RICHMOND In his first Cabinet-level appointment, Virginia Gov.-elect Mark R. Warner yesterday named state Senate Finance Committee Director John M. Bennett finance secretary.
Mr. Warner said the estimated $1.2 billion revenue shortfall in the current state budget calls for someone like Mr. Bennett, who has seen the state through tough economic times before.
Mr. Bennett, 52, has been staff director for the Senate Finance Committee since 1988. He was involved in drafting the last nine biennial state budgets, including the 1990-1992 budget when the state faced a $2.4 billion revenue shortfall.
“There are few individuals in Virginia with the strong fiscal credentials of John Bennett,” Mr. Warner said at a news conference. “His strong relationship with both the House and the Senate will be critical as we all come together to address Virginia’s fiscal challenges and opportunities.”
Mr. Bennett said he was proud to be selected for the post.
“I’m a little bit daunted by the task facing us. But I’m honored to serve as finance secretary,” he said.
Mr. Warner said he wanted to name a finance secretary first because he wants to be prepared to assess the upcoming budget, which outgoing Gov. James S. Gilmore III will present Dec. 19.
“I’m spending a great deal of my time focusing on the state’s financial situation,” Mr. Warner said. “We want to make sure we’re prepared to look at the governor’s choices and make assessments at that point.”
He also said he wants to be ready to deal with the possibility that this year’s shortfall could be larger than $1.2 billion. But, he added, “we’re going to work our way through this and Virginia will come out fiscally stronger.”
The current fiscal situation and the one in 1991 the last time the state had a recession are different, Mr. Bennett said. He said the current situation could be more manageable than the last because economists have predicted the recession this time round will be “short and relatively mild.”
“This is not 1991, even though it’s going to seem like 1991,” He said. “Is this deja vu? Sure. Many of the situations are not new. How we deal with them is always new.”
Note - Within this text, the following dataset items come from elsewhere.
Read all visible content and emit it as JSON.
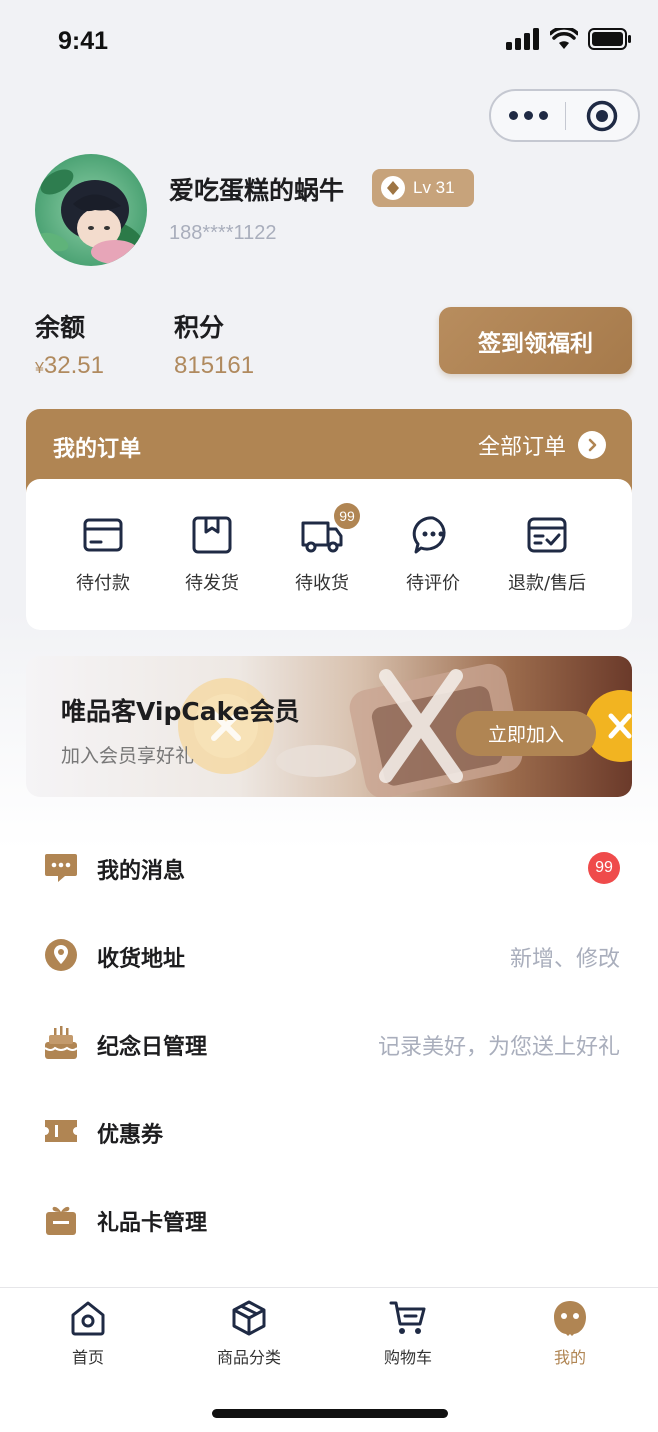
{
  "status_bar": {
    "time": "9:41"
  },
  "profile": {
    "username": "爱吃蛋糕的蜗牛",
    "level": "Lv 31",
    "phone": "188****1122"
  },
  "stats": {
    "balance_label": "余额",
    "balance_currency": "¥",
    "balance_value": "32.51",
    "points_label": "积分",
    "points_value": "815161",
    "signin_label": "签到领福利"
  },
  "orders": {
    "title": "我的订单",
    "all_label": "全部订单",
    "items": [
      {
        "label": "待付款",
        "icon": "wallet-icon"
      },
      {
        "label": "待发货",
        "icon": "package-icon"
      },
      {
        "label": "待收货",
        "icon": "truck-icon",
        "badge": "99"
      },
      {
        "label": "待评价",
        "icon": "chat-bubble-icon"
      },
      {
        "label": "退款/售后",
        "icon": "refund-box-icon"
      }
    ]
  },
  "banner": {
    "title": "唯品客VipCake会员",
    "subtitle": "加入会员享好礼",
    "button": "立即加入"
  },
  "menu": [
    {
      "label": "我的消息",
      "icon": "message-icon",
      "badge": "99"
    },
    {
      "label": "收货地址",
      "icon": "location-icon",
      "hint": "新增、修改"
    },
    {
      "label": "纪念日管理",
      "icon": "cake-icon",
      "hint": "记录美好，为您送上好礼"
    },
    {
      "label": "优惠券",
      "icon": "coupon-icon"
    },
    {
      "label": "礼品卡管理",
      "icon": "gift-icon"
    }
  ],
  "tabbar": [
    {
      "label": "首页",
      "icon": "home-icon"
    },
    {
      "label": "商品分类",
      "icon": "category-box-icon"
    },
    {
      "label": "购物车",
      "icon": "cart-icon"
    },
    {
      "label": "我的",
      "icon": "profile-icon",
      "active": true
    }
  ],
  "colors": {
    "brand": "#b08553",
    "badge_red": "#ef4b4b",
    "muted": "#a9aebc",
    "icon_dark": "#1f2a44"
  }
}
During his tenure as the committee’s staff director, Mr. Bennett has been involved in assessing the fiscal impact of abolishing parole, reforming the compensation system for state employees, and estimating the cost of eliminating the car tax.
A former teacher in Hampton, Va., Mr. Bennett also worked on structuring the state’s so-called “rainy-day” fund and putting together the state employee heath-insurance program.
L.F. Payne, chairman of Mr. Warner’s transition team, said Mr. Bennett is the best candidate for the job.
“Mr. Bennett is a good example of how people can work with both Democrats and Republicans and put Virginia first,” Mr. Payne said.
Mr. Warner and Mr. Bennett declined to discuss any plans to put the state’s economy back on track. However, Mr. Warner said he will look into financial models within the private sector that may help turn the state’s economy around.
Also yesterday, Mr. Warner named four others to serve as his Transition Finance Advisory Committee, which will advise Mr. Warner and Mr. Bennett in tackling both short-term and long-term challenges of the upcoming budget, assessing the state’s economic condition, and identifying ways to stimulate the economy.
The members of the finance transition team are J. Alfred Broaddus Jr., president of the Federal Reserve Bank of Richmond; Scott D. Pattison, former director of the Virginia Department of Planning and Budget; Paul W. Timmreck, former finance secretary under Govs. L. Douglas Wilder and George F. Allen; and Christine Chmura, member of the Governor’s Advisory Board of Economists under Mr. Wilder, Mr. Allen and Mr. Gilmore.